Why HTTPS for Everything?
HTTP has become central to today’s way of life. HTTP is currently the primary protocol for applications used on computers, tablets, smartphones, and many other devices.
As our dependency on the internet has grown, the risk to users’ privacy and safety has grown along with it.
Every unencrypted HTTP request reveals information about a user’s behavior, and the interception and tracking of unencrypted browsing has become commonplace.
Today, there is no such thing as non-sensitive web traffic, and public services should not depend on the benevolence of network operators.
When properly configured, HTTPS can provide a fast, secure connection that offers the level of privacy and reliability that users should expect from government web services.
Privacy and integrity by default
By using private connections by default, changed expectations make everyone safer.
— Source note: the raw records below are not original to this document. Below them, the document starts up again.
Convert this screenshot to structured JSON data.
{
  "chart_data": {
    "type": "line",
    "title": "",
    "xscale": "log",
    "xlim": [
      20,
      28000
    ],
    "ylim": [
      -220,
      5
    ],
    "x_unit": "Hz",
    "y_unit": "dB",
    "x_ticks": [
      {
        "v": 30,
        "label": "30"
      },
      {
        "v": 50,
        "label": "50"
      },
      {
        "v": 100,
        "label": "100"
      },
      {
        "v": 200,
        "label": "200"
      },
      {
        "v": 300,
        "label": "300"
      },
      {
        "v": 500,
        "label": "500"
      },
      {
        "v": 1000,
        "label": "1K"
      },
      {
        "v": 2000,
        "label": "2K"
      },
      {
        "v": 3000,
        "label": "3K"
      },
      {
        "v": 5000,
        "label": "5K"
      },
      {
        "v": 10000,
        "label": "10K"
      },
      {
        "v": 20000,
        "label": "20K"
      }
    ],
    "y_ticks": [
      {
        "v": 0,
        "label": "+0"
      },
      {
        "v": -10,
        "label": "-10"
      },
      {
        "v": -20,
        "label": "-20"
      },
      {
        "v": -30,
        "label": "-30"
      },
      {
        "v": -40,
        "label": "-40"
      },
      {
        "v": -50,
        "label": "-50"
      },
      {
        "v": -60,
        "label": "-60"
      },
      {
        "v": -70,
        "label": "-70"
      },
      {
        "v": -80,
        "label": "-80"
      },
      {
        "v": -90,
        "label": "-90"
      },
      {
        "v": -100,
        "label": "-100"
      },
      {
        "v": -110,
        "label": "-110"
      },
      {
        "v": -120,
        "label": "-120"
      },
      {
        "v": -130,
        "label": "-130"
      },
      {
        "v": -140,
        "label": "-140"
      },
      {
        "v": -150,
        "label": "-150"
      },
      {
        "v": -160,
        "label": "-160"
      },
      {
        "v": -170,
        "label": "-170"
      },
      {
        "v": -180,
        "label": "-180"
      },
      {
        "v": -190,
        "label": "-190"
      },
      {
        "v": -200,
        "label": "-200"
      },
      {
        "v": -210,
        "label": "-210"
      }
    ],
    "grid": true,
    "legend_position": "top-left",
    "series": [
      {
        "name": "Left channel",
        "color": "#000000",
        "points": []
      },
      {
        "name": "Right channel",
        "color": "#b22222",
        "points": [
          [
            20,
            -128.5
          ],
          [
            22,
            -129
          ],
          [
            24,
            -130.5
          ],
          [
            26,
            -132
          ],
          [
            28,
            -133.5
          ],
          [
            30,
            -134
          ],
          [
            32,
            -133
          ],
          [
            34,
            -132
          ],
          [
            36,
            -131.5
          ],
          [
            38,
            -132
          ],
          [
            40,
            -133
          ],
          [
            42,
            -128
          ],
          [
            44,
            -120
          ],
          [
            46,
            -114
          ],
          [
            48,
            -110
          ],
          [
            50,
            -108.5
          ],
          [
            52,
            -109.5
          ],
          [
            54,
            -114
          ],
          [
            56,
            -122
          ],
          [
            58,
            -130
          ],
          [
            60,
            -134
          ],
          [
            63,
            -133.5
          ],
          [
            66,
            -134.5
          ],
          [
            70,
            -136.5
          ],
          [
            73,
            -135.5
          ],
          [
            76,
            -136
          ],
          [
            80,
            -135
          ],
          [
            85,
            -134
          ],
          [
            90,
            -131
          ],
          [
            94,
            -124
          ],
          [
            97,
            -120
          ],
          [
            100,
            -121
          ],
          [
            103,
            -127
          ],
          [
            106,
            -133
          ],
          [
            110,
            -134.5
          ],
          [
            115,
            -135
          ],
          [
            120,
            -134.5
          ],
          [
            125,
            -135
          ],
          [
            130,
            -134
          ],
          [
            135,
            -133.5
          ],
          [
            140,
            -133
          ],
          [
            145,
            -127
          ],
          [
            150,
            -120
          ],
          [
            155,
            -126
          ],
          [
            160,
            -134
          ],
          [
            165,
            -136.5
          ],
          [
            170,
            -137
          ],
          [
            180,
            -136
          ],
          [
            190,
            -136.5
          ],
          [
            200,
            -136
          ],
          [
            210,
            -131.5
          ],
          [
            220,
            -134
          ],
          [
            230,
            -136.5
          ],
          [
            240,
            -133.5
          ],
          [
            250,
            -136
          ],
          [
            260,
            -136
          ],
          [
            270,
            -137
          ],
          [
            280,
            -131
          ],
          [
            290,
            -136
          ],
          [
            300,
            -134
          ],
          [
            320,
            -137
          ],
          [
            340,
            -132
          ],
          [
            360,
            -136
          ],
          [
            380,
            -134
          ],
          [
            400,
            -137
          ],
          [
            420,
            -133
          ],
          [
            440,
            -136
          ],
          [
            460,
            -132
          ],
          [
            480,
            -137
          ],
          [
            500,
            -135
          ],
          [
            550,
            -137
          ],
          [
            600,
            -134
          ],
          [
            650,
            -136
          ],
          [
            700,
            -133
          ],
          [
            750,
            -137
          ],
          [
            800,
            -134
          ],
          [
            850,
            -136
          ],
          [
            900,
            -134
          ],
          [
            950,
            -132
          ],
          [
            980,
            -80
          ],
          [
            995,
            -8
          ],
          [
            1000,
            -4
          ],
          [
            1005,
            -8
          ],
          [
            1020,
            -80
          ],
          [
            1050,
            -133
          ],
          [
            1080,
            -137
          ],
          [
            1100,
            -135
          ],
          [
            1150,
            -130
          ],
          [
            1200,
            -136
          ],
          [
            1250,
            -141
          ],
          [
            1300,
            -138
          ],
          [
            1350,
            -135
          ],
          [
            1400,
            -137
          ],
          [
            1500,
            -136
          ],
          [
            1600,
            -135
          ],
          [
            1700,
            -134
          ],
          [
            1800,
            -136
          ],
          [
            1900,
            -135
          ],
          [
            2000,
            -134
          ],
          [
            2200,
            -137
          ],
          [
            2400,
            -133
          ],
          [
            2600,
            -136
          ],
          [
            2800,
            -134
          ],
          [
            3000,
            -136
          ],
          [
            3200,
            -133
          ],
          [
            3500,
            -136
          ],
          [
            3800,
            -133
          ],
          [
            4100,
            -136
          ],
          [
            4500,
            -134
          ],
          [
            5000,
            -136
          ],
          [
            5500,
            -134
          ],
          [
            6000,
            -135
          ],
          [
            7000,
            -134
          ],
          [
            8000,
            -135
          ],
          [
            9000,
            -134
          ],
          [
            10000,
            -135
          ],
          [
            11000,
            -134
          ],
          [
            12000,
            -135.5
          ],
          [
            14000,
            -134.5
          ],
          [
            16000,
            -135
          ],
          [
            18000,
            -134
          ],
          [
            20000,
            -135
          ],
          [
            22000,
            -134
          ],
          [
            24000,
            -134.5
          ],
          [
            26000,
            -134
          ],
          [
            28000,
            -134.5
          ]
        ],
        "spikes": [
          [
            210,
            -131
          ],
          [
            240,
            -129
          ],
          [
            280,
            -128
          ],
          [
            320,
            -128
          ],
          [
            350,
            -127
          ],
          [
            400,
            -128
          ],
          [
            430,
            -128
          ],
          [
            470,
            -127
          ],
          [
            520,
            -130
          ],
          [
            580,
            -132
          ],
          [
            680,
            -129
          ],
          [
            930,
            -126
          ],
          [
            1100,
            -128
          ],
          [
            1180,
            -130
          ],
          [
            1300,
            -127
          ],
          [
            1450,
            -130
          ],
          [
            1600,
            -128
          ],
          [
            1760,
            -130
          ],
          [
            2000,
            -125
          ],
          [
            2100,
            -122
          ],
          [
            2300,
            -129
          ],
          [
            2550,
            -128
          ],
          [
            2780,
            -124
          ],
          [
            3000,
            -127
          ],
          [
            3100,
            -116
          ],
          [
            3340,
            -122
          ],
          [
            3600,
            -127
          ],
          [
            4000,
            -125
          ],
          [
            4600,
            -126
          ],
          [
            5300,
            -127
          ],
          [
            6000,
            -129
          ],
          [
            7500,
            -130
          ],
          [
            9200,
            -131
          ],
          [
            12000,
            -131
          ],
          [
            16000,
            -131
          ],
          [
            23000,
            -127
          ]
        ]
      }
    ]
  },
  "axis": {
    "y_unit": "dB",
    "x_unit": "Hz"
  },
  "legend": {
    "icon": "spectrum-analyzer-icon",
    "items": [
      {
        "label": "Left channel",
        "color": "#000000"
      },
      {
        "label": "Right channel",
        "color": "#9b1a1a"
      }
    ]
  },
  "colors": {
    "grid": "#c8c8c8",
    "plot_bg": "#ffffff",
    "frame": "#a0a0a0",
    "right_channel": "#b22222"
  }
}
By always using HTTPS, web services don’t have to make a subjective judgment call about what’s “sensitive”. This leaves less room for error, and makes deployment simpler and more consistent.
Widespread use of HTTPS also means that clients can begin assuming HTTPS with more confidence. Attacks designed to track large quantities of unencrypted traffic become less attractive.
Web browsers can begin displaying HTTPS connections as normal, and HTTP connections as non-secure. HTTPS validation failures can become more strict, reducing the effectiveness of phishing and user error.
These changed expectations improve the security of HTTPS on every website. In other words, protecting less sensitive sites strengthens the protections of more sensitive sites.
HTTPS is the internet’s next phase
The internet’s standards bodies, web browsers, major tech companies, and the internet community of practice have all come to understand that HTTPS should be the baseline for all web traffic.
- The W3C’s Technical Architecture Group has found that the web should actively prefer secure connections and transition entirely to HTTPS.
- The IETF has said that pervasive monitoring is an attack, and the Internet Architecture Board (the IETF’s parent organization) recommends that new protocols use encryption by default.
- The Chrome and Firefox security teams are working on gradually marking plain HTTP as non-secure.
Ultimately, the goal of the internet community is to establish encryption as the norm, and to phase out unencrypted connections.
Investing in HTTPS makes it faster, cheaper, and easier for everyone. Many of the advancements of the last several years have come from major institutions and technology companies committing to migrate websites and services, improving the status quo, and contributing their improvements back to the public.
The more US government websites and services that join the transition to an encrypted internet, the smoother and faster it will be.